O Brasil enfrenta uma grave crise de saúde pública ligada à ingestão de bebidas contaminadas com metanol. De acordo com dados divulgados nesta quarta-feira (15/10) pelo Ministério da Saúde, oito pessoas já morreram após intoxicação pela substância química.
Outras 41 seguem em tratamento, com suspeita ou confirmação da contaminação em diferentes estados do país.
8 mortes já foram confirmadas por intoxicação de metanol
A maioria das mortes foi registrada no estado de São Paulo, onde seis vítimas não resistiram à intoxicação. Entre os casos confirmados estão três homens, com idades entre 45 e 54 anos, todos residentes na capital paulista.

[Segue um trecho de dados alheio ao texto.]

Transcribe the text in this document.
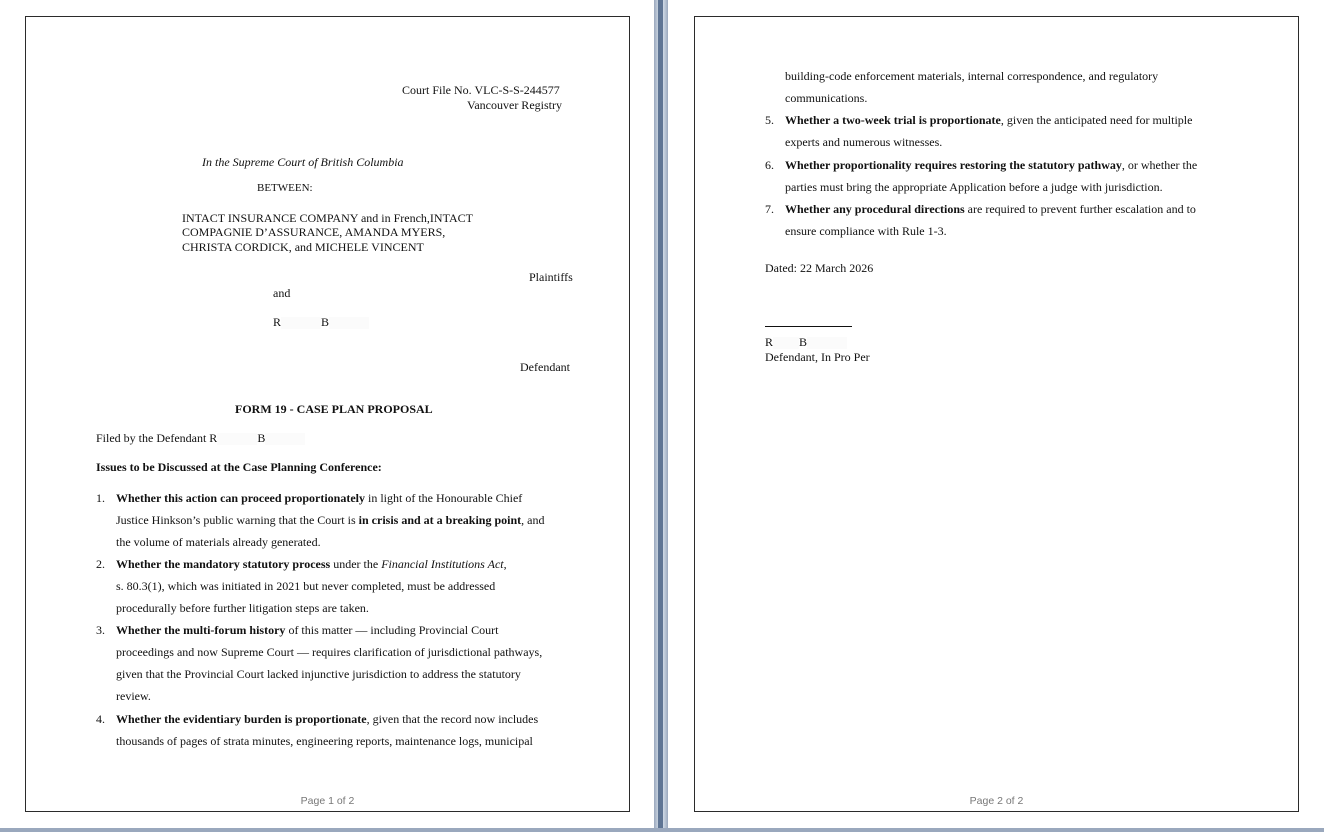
Court File No. VLC-S-S-244577
Vancouver Registry
In the Supreme Court of British Columbia
BETWEEN:
INTACT INSURANCE COMPANY and in French,INTACT
COMPAGNIE D’ASSURANCE, AMANDA MYERS,
CHRISTA CORDICK, and MICHELE VINCENT
Plaintiffs
and
R	B
Defendant
FORM 19 - CASE PLAN PROPOSAL
Filed by the Defendant R	B
Issues to be Discussed at the Case Planning Conference:
1. Whether this action can proceed proportionately in light of the Honourable Chief
Justice Hinkson’s public warning that the Court is in crisis and at a breaking point, and
the volume of materials already generated.
2. Whether the mandatory statutory process under the Financial Institutions Act,
s. 80.3(1), which was initiated in 2021 but never completed, must be addressed
procedurally before further litigation steps are taken.
3. Whether the multi-forum history of this matter — including Provincial Court
proceedings and now Supreme Court — requires clarification of jurisdictional pathways,
given that the Provincial Court lacked injunctive jurisdiction to address the statutory
review.
4. Whether the evidentiary burden is proportionate, given that the record now includes
thousands of pages of strata minutes, engineering reports, maintenance logs, municipal
Page 1 of 2
building-code enforcement materials, internal correspondence, and regulatory
communications.
5. Whether a two-week trial is proportionate, given the anticipated need for multiple
experts and numerous witnesses.
6. Whether proportionality requires restoring the statutory pathway, or whether the
parties must bring the appropriate Application before a judge with jurisdiction.
7. Whether any procedural directions are required to prevent further escalation and to
ensure compliance with Rule 1-3.
Dated: 22 March 2026
R B
Defendant, In Pro Per
Page 2 of 2
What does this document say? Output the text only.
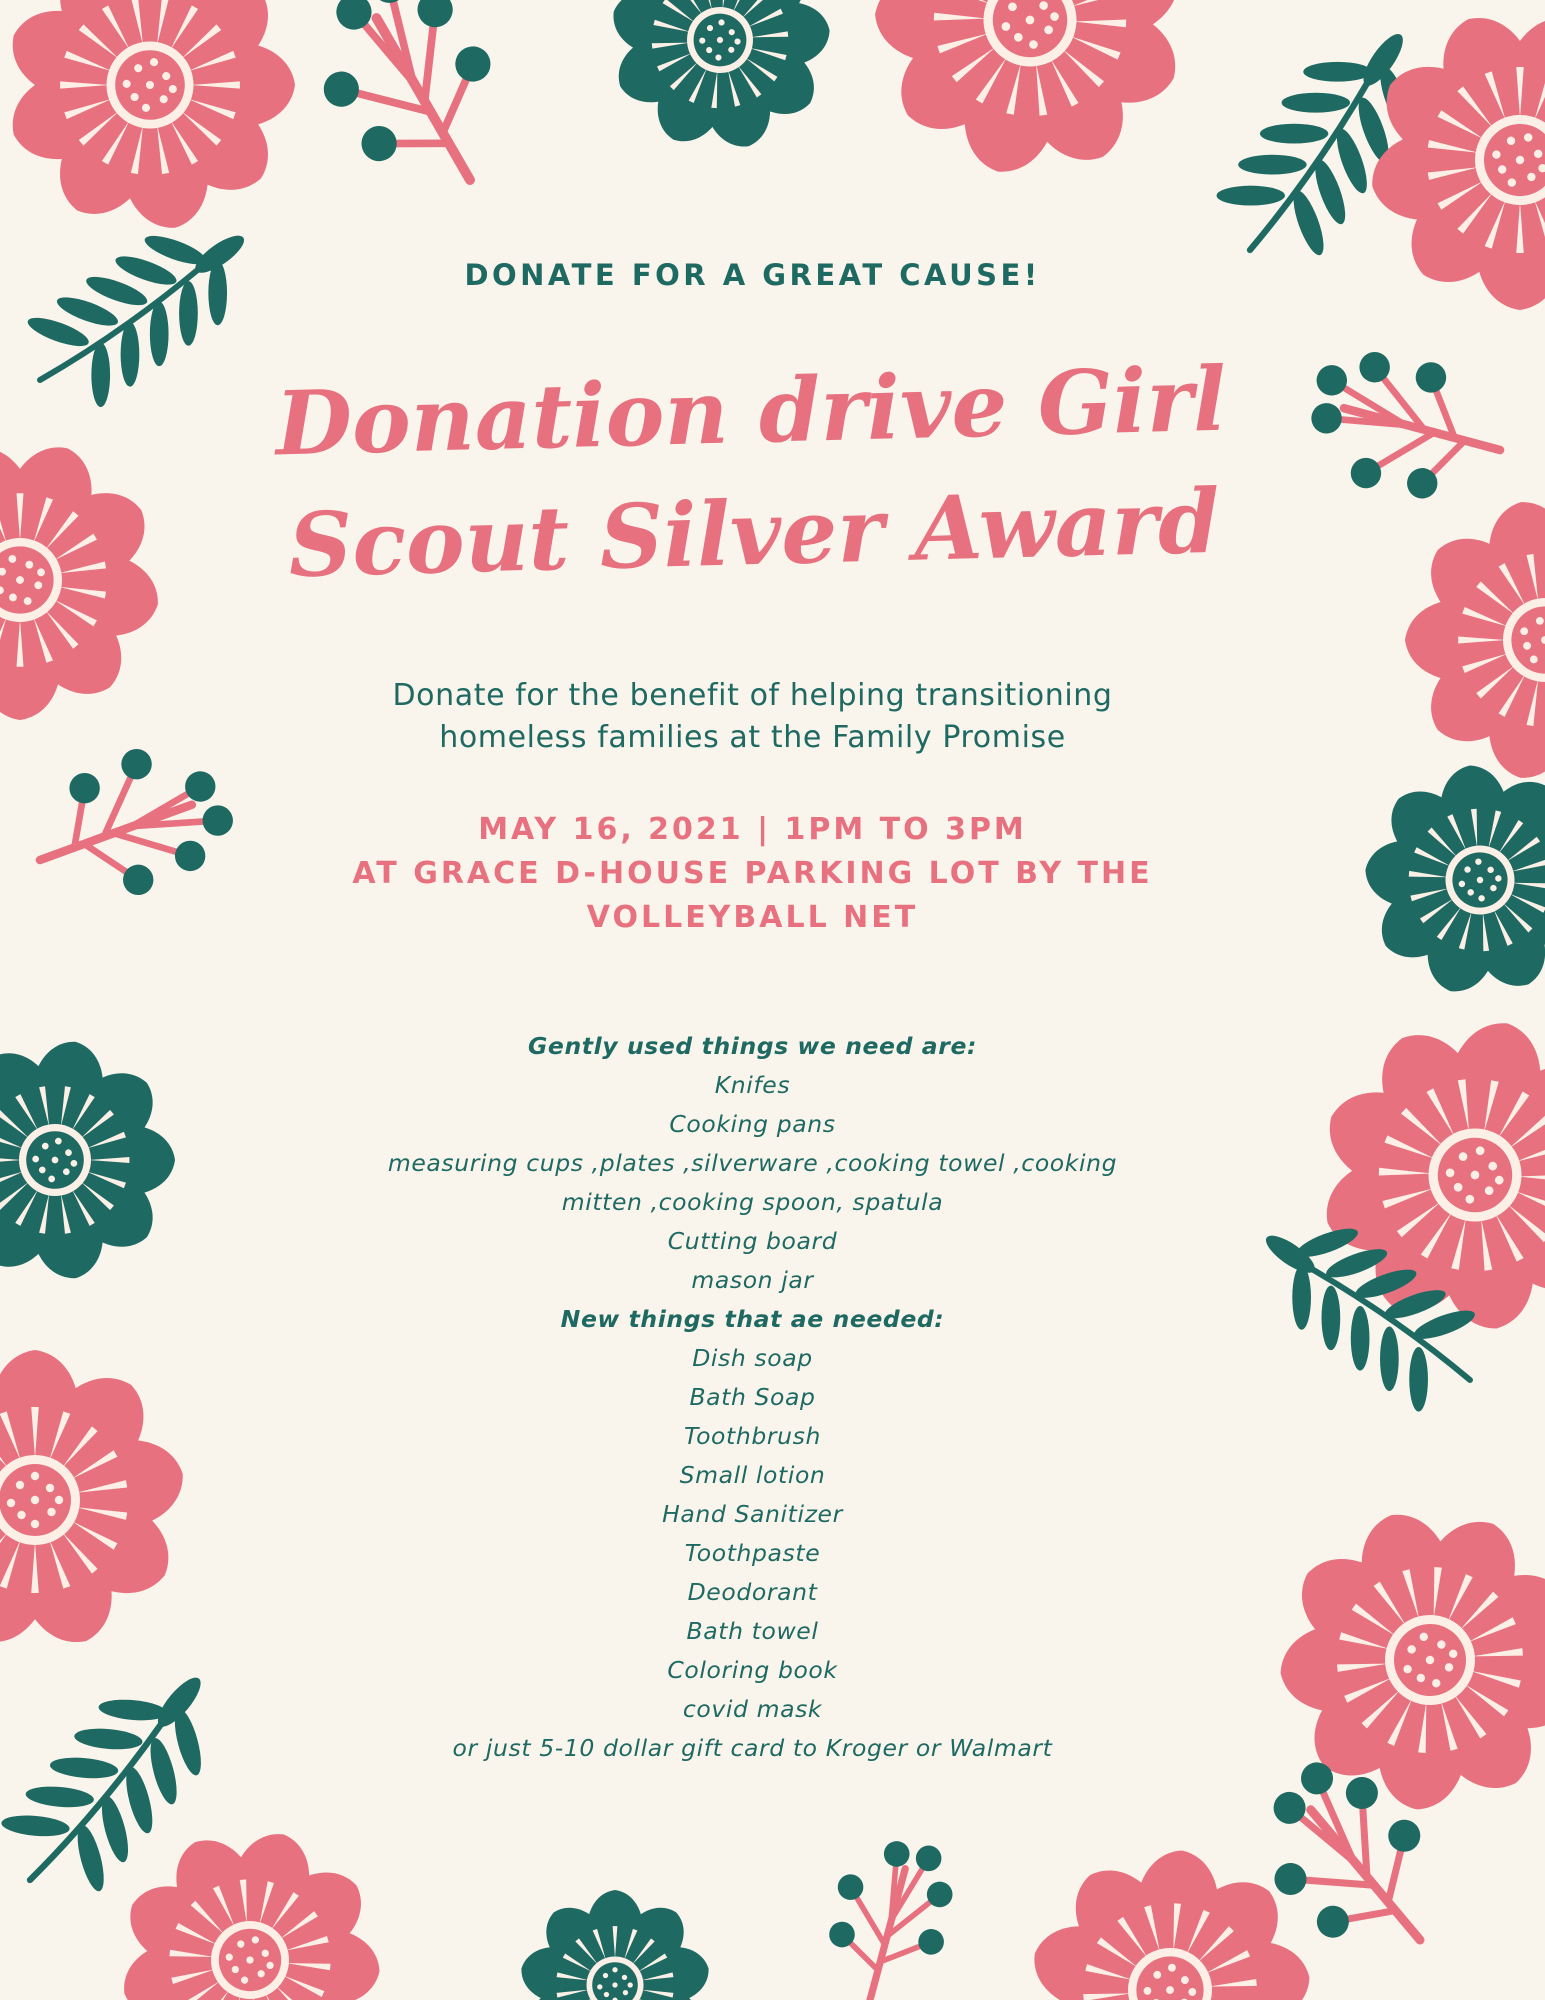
DONATE FOR A GREAT CAUSE!
Donation drive Girl
Scout Silver Award
Donate for the benefit of helping transitioning
homeless families at the Family Promise
MAY 16, 2021 | 1PM TO 3PM
AT GRACE D-HOUSE PARKING LOT BY THE
VOLLEYBALL NET
Gently used things we need are:
Knifes
Cooking pans
measuring cups ,plates ,silverware ,cooking towel ,cooking
mitten ,cooking spoon, spatula
Cutting board
mason jar
New things that ae needed:
Dish soap
Bath Soap
Toothbrush
Small lotion
Hand Sanitizer
Toothpaste
Deodorant
Bath towel
Coloring book
covid mask
or just 5-10 dollar gift card to Kroger or Walmart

Também morreu uma mulher de 30 anos em São Bernardo do Campo, além de um jovem de 23 anos em Osasco e outro homem, de 37, em Jundiaí.
As duas outras mortes ocorreram em Pernambuco, onde as autoridades confirmaram os primeiros óbitos relacionados ao metanol nesta semana.
São Paulo concentra a maior parte dos casos de intoxicação. Ao todo, são 33 confirmações no estado, que também investiga outros 57 episódios suspeitos. O Paraná aparece em seguida, com quatro casos já reconhecidos.
Pernambuco confirmou três, enquanto o Rio Grande do Sul registrou um paciente intoxicado.
A situação segue sob monitoramento em outras regiões: há notificações em análise no Rio de Janeiro, Mato Grosso do Sul, Piauí, Alagoas e Goiás, totalizando dezenas de investigações em andamento.
Metanol exige cuidados de consumidores de bebidas alcoólicas
O metanol é uma substância extremamente tóxica e não é permitido para uso em bebidas destinadas ao consumo humano. Incolor e de odor pouco perceptível, costuma ser usado na indústria como solvente ou combustível.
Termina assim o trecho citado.